エンジンを使わず風と水の力だけで進むエジプトの伝統的な帆掛け船「ファルーカ」
直進できず風まかせ。
風がない日はセーリングできず、日没前には岸にもどらなくてはいけない。
アスワン近郊はナイル川の透明度も高く、ファルーカを楽しむには絶好の地だそうです。
参加したツアーにはファルーカ体験が含まれていましたが、日中イシス神殿などを観光している時には風がなく、現地ガイドさんがファルーカは出航できないかもと心配していたのですが、乗り場に着く頃、あら不思議良い風が吹いてきました。

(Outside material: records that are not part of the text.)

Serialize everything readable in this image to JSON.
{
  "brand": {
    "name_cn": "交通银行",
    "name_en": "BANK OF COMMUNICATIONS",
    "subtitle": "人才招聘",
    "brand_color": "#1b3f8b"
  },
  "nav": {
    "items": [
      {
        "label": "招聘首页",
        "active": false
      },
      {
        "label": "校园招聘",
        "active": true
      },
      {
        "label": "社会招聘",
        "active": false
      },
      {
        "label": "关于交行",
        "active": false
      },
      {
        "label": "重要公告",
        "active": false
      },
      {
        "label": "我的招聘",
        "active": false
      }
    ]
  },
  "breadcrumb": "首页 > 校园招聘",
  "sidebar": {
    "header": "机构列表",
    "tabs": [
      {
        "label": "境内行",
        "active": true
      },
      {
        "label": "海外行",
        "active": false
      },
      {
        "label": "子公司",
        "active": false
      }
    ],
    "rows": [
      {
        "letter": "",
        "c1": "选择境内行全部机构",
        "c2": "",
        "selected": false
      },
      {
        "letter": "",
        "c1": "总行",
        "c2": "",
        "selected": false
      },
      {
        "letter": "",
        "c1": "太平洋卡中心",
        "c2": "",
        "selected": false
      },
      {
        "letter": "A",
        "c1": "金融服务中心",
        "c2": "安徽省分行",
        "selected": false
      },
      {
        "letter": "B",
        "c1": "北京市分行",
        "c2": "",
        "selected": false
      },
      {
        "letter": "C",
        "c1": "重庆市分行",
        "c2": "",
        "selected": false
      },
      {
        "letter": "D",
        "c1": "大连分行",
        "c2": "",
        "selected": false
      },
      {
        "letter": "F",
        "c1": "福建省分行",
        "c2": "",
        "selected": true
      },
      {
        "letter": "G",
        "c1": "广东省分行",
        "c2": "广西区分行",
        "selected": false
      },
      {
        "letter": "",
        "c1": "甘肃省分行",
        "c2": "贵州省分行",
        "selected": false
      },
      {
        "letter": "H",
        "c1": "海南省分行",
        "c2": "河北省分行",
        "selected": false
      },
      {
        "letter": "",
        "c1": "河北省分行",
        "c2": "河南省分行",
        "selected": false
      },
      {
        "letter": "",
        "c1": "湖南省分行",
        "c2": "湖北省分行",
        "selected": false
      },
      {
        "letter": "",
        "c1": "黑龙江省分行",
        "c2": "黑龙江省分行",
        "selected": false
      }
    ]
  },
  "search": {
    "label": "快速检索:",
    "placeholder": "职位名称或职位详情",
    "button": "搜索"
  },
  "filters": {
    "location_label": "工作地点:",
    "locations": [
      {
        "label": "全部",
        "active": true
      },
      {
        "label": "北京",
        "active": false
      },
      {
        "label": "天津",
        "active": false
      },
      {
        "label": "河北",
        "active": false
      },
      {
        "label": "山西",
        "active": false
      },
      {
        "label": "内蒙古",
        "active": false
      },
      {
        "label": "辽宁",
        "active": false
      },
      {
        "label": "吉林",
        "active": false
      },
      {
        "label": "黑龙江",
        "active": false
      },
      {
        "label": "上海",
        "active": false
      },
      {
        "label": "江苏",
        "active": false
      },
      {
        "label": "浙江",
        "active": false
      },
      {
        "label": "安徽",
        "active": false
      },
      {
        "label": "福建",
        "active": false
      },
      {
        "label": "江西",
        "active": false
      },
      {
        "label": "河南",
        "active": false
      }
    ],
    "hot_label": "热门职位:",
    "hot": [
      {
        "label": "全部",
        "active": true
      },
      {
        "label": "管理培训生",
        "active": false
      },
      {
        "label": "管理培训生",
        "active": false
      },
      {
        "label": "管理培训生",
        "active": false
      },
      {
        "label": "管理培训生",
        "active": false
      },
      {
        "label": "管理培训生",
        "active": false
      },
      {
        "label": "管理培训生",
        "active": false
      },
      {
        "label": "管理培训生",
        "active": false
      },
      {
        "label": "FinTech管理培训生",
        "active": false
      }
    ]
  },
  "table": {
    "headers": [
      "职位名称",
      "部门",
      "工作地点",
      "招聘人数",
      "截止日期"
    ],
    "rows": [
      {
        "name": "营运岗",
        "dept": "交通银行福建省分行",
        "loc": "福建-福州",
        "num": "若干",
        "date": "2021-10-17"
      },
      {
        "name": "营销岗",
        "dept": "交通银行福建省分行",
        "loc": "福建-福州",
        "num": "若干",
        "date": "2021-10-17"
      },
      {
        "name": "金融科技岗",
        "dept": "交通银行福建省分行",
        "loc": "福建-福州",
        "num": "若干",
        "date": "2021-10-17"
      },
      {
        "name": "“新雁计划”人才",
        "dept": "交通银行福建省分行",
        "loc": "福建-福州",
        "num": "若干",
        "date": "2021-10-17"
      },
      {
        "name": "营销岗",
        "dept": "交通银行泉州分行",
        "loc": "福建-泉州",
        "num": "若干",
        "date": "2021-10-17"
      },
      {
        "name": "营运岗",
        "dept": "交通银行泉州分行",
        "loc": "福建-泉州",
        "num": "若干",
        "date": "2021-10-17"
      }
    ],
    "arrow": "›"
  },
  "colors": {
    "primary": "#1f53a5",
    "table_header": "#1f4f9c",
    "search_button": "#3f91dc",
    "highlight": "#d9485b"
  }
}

私たちはクルーズ船の客室に装備されていたライフベストを出発前に装着練習をして各自持参。
ファルーカ乗船時に着用しましたが、ほとんどのファルーカでは非装着。
荒波があるわけではありませんが、安全のためには装着した方が安心感があります。
ちなみにこのあたりに生息していたワニはアスワンハイダムが造られて絶滅したそうです。
アスワンのナセル湖にはいるらしいですが。
ファルーカの漕ぎ手はヌビア人の方だそうです。
ヌビア (Nubia) は、エジプト南部アスワンあたりからスーダンにかけての地方の名称。
ヌビア語を話すそうです。
ナイル川を風にまかせてゆったり進み、漕ぎ手がタンバリンのような楽器でリズムをとりながら歌を唄う。
最後は日本人向けに覚えたのでしょう。
『上を向いて歩こう』をツアー全員で大合唱。
何しろ同世代ですから。
同じツアーにたまたま参加しただけですが、すでに1週間くらいが経って和気藹々の雰囲気です。

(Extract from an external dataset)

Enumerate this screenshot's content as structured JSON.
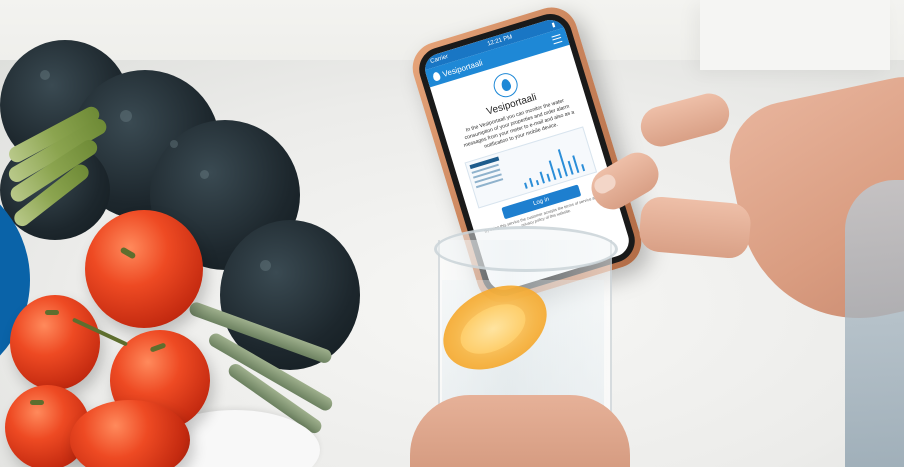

たくさんのファルーカの側には小さなサーフボードに乗った子どもたちが伴走しているので、遊んでいるのかと思った。
私たちのファルーカにも子どもが手をかけついて来る。
そして綺麗な声で歌い始めるのです。
遊びではないのです。
れっきとしたお仕事なのです。
観光地でバスを降りる度に子どもたちに囲まれます。
『ワンダラー、ワンダラー!』
多くの場合はパピルス風のブックマーク4〜5枚で1ダラー。
1ドルくらいならあり?なんてツアーのお仲間たちと話したこともありますが、現地ガイドさんから絶対に買ってはいけないと、何度も釘を刺されていました。
買おうとした途端に、元締めのヤクザ(ガイドさん談)がでてくることがあるそうです。
どこに行ってもこのワンダラー、これが切なさ過ぎる。
ツアーのお仲間には同じ年頃のお孫さんを思い出し、辛いとおっしゃる方もいらっしゃいました。
走る馬車を全速力で追いかけてくる子。
転んだのか、殴られたのか顔に青タンのある子。
旅行中ずっとこれが切なかったです。